The army says it takes threats against returning IDP’s seriously, and it has been providing security and support to the camps and convoys of people going back.
“The threats are meant to create panic,” says Major Ishtiaq Ahmed, a military spokesman at the Kaur Fort camp. “[The TTP] do not have the capability to carry out such attacks. The army assesses these threats and takes them seriously.”
For local and international humanitarian aid agencies, the security situation is not ideal, but there is little choice but to work with the military in Pakistan’s tribal belt.
“I don’t like to see pictures where we have army vehicles with heavy machine guns at the front and back of a convoy – this is not a return with safety and dignity,” says Jacques Franquin, the UNHCR’s representative in Peshawar. “But it is necessary in order to reassure people that they are being protected by the police and the army and the government.”
He adds as more people are repatriated, security and development will increase.
“We have to proceed step by step and we have to make sure that the issue of security is addressed clearly in all areas.
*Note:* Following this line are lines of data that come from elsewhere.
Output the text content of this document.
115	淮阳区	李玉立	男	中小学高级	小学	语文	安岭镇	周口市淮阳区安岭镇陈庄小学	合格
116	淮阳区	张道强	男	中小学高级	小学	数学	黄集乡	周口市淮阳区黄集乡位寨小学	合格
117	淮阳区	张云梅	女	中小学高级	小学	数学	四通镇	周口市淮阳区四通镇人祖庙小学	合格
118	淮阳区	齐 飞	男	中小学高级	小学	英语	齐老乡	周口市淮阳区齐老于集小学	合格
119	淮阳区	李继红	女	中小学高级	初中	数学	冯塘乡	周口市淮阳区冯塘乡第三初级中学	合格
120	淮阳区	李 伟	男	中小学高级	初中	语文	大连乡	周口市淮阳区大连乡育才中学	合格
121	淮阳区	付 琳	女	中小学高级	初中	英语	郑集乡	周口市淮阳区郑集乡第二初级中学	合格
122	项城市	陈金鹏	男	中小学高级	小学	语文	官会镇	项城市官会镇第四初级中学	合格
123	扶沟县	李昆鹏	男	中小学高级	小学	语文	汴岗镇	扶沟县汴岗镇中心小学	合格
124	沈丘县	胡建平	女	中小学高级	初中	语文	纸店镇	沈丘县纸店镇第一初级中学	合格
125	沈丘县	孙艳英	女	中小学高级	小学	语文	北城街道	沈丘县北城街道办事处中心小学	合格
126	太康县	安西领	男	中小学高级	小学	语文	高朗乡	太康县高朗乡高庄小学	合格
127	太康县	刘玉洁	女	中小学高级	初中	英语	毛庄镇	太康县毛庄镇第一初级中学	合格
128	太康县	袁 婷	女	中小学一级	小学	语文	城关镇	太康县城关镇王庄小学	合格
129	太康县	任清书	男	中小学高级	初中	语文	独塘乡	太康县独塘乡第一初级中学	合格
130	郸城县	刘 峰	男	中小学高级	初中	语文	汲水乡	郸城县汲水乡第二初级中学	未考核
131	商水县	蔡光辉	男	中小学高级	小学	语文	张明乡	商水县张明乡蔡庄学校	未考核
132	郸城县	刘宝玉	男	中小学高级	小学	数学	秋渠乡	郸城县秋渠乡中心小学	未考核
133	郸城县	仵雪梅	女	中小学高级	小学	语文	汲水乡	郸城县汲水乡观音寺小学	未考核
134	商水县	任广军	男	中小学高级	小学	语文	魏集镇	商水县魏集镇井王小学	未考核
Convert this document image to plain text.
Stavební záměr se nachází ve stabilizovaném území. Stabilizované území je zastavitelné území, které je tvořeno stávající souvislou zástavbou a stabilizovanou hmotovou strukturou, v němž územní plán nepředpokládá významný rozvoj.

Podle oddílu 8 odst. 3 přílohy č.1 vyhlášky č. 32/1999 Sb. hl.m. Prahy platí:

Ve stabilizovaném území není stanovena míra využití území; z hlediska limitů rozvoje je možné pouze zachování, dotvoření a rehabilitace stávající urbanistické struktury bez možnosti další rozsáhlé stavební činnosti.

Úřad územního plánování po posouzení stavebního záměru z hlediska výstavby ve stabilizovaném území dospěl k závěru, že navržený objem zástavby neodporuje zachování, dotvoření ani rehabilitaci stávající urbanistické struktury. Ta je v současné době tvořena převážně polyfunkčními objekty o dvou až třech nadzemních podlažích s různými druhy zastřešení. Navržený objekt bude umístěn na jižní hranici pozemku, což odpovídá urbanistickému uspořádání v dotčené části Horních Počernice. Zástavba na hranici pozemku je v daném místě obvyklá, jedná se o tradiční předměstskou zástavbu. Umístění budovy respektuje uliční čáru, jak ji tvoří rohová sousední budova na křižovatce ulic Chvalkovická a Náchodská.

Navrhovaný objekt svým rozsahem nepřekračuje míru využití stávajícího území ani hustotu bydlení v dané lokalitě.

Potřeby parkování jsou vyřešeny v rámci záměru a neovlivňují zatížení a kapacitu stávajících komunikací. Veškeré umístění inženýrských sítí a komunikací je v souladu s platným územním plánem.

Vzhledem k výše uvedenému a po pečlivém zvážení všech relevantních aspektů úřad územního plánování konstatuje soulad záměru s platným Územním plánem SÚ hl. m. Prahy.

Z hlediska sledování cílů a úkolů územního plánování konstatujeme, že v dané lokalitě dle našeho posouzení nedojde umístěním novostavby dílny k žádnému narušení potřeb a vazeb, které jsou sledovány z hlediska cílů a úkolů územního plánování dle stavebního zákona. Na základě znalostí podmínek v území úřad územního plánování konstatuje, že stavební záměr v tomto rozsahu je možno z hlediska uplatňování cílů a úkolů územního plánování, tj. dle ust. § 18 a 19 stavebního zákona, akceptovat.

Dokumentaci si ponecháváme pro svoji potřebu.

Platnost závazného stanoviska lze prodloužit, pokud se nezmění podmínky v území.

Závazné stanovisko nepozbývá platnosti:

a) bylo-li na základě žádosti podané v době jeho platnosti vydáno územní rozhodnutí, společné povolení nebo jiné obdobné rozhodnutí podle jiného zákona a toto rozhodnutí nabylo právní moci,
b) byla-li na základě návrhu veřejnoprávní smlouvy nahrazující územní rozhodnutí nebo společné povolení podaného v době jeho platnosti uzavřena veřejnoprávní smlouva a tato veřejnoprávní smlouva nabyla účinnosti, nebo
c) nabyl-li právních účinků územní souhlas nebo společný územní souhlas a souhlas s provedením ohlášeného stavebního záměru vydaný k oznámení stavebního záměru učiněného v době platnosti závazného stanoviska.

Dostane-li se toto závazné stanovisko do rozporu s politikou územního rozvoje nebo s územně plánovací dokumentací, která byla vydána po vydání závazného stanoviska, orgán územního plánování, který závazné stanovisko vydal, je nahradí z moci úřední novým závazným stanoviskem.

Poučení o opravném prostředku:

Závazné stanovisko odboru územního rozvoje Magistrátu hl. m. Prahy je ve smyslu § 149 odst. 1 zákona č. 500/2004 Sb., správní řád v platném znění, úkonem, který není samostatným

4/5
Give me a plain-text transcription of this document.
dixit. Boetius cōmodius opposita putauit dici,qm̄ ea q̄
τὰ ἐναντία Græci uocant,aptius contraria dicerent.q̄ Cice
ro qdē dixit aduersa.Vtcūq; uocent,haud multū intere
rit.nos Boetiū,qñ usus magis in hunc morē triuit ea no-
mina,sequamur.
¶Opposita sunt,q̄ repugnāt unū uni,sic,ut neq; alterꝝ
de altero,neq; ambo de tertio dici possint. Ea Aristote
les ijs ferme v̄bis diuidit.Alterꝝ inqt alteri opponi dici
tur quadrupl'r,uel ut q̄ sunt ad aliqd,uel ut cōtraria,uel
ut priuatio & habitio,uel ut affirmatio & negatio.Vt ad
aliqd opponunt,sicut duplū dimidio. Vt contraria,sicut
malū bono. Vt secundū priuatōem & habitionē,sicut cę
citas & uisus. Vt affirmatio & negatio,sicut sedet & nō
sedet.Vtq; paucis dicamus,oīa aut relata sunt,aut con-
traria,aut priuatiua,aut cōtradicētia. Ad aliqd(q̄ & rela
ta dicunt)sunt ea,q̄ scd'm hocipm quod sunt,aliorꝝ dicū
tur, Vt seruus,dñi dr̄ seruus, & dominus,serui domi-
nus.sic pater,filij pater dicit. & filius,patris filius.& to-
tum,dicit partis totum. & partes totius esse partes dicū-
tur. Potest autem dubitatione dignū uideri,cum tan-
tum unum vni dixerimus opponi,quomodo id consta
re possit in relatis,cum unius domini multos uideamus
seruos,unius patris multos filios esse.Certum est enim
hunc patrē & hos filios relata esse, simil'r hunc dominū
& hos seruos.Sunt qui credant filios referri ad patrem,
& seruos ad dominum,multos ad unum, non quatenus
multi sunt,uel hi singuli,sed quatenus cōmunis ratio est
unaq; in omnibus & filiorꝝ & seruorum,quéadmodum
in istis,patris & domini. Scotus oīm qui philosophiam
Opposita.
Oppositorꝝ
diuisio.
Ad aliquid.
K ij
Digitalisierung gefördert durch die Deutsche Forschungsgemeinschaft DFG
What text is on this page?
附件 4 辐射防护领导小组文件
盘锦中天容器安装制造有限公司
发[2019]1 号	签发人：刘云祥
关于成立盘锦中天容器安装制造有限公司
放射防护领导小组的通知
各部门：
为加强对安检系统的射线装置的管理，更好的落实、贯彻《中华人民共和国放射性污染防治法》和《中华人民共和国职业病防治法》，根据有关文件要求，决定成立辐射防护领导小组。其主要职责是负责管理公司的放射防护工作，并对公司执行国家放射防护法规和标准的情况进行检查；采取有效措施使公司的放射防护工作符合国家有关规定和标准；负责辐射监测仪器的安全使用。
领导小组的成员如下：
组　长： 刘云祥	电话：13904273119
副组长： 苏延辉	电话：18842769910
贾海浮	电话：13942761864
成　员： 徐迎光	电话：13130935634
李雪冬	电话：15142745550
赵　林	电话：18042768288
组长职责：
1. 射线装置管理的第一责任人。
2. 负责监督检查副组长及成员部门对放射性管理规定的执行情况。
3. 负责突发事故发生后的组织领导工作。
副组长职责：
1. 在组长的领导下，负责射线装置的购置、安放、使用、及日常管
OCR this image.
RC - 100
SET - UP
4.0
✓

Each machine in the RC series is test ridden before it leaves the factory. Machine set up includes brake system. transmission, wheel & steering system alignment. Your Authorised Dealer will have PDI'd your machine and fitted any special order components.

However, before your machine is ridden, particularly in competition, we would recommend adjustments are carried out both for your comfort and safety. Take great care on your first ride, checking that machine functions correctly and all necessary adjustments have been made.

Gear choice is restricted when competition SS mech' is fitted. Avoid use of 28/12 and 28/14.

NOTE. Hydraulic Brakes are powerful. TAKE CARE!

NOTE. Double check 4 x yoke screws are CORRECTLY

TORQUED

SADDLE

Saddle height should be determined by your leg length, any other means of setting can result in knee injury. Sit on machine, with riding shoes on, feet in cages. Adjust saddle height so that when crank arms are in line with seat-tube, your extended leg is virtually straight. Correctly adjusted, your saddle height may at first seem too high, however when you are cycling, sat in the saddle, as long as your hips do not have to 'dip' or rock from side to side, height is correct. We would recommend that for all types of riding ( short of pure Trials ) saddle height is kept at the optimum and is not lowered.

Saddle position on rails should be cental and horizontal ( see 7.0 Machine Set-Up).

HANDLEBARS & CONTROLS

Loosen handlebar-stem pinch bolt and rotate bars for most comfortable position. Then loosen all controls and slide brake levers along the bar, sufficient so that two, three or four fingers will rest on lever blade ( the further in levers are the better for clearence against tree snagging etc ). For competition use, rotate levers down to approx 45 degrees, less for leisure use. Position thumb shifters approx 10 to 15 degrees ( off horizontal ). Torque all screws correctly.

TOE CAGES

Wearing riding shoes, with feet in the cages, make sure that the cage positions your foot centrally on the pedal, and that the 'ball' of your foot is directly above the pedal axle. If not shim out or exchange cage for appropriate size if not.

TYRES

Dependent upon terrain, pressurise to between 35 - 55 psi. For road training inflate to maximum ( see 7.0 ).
It would be a bit too ambitious to imagine that we will return everyone at the same time at the same moment,” he says of the remaining 422,300 IDPs from South Waziristan.
The army maintains a heavy presence in South Waziristan with active operations ongoing in several areas, alongside the continuing Operation Zarb-e-Azb in neighbouring North Waziristan, where many of the TTP’s top commanders and allies took shelter since 2009.
Since June, the military says it has killed more than 1,464 “terrorists” in operations in North Waziristan, and cleared most of that tribal area.
In South Waziristan, more than 40,000 soldiers are deployed. For some in the tribal region, however, that continued presence, even after the departure of the Pakistani Taliban, is unwelcome.
“The same way that the army places restrictions on us, about not going this way or that way, that was the same way that the Taliban used to do it.
“The truth is that I do not accept either rule: not the Pakistan Army’s and not the Taliban’s.”